Crown censorship and dire consequences forced many poets, pamphleteers, and playwrights to disguise risqué content amidst dense intertextual conversations. This class examines such exchanges in the context of the history of the book and early modern print culture, conversational exchange and collaboration, history and politics, and problems surrounding authority among the works of Christopher Marlowe, Thomas Nashe, George Chapman, William Shakespeare, Thomas Middleton, and their classical sources.
Unit 1: Dido in Conversation
This unit studies the history of the book and the practices of early modern conversational exchange in the context of Christopher Marlowe’s (and, less certainly, Thomas Nashe’s) play Dido, Queen of Carthage and a selection of its classical sources. In addition to short reflection essays, students will also learn how to analyze documents and will post a document study and a short reflection essay on our WordPress site: https://earlymoderneng304.wordpress.com/about/.Students will be quizzed on their learning at the end of the unit. [Note: We have chosen to keep these initial assignments private.]
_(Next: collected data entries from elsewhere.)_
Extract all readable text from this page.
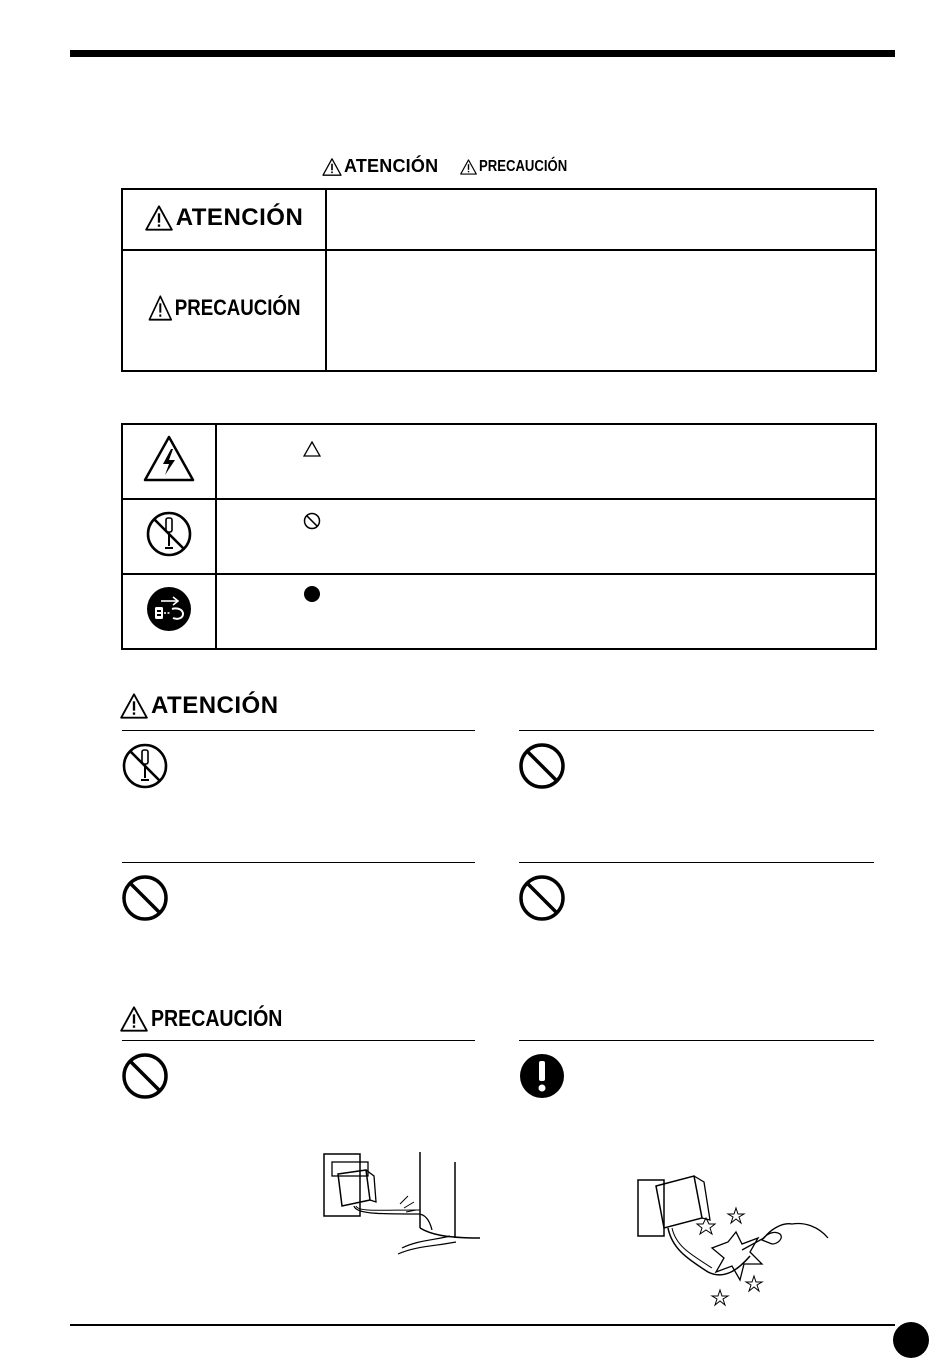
ATENCIÓN	PRECAUCIÓN
ATENCIÓN	

PRECAUCIÓN	

ATENCIÓN
PRECAUCIÓN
Unit 2: Heroes and Leanders
This unit examines the conversational exchanges between selected turn of the seventeenth-century adaptations of “Hero and Leander.” In the course of studying Marlowe’s, Chapman’s, Petowe’s, and Nashe’s direct adaptations of the poem, as well as Shakespeare’s nods throughout Much Ado About Nothing, students will reflect on reading practices at the turn of the seventeenth century as well as our own. Students will also visit the Boston Public Library in small groups. Each group will generate a 1:1 document analysis and individual reflection essays about their experiences conducting both digital and in situ research. During this unit, groups will be assigned their “how to” topic for the website. “How to” topics include: digital archival research, in situ archival research, and inter-library archival research. At the unit’s close, students will write a short, argumentative essay demonstrating their close reading skills and comprehension of the learning.
Unit 3: Seditious Supplications
This final unit carefully examines the strains of political satire that emerge from taking a conversational approach to reading Marlowe’s, Nashe’s, and Middleton’s “supplications to the devil” in the context of classical Juvenalian satire. We will study how these authors deploy multiple rhetorical techniques – sometimes all at once – to both disguise and reveal social and political protest. Students will have options to revisit the BPL as they complete their “How to” research guide projects. Students will write a short, yet formal, research paper demonstrating their comprehension of the learning at the end of this unit.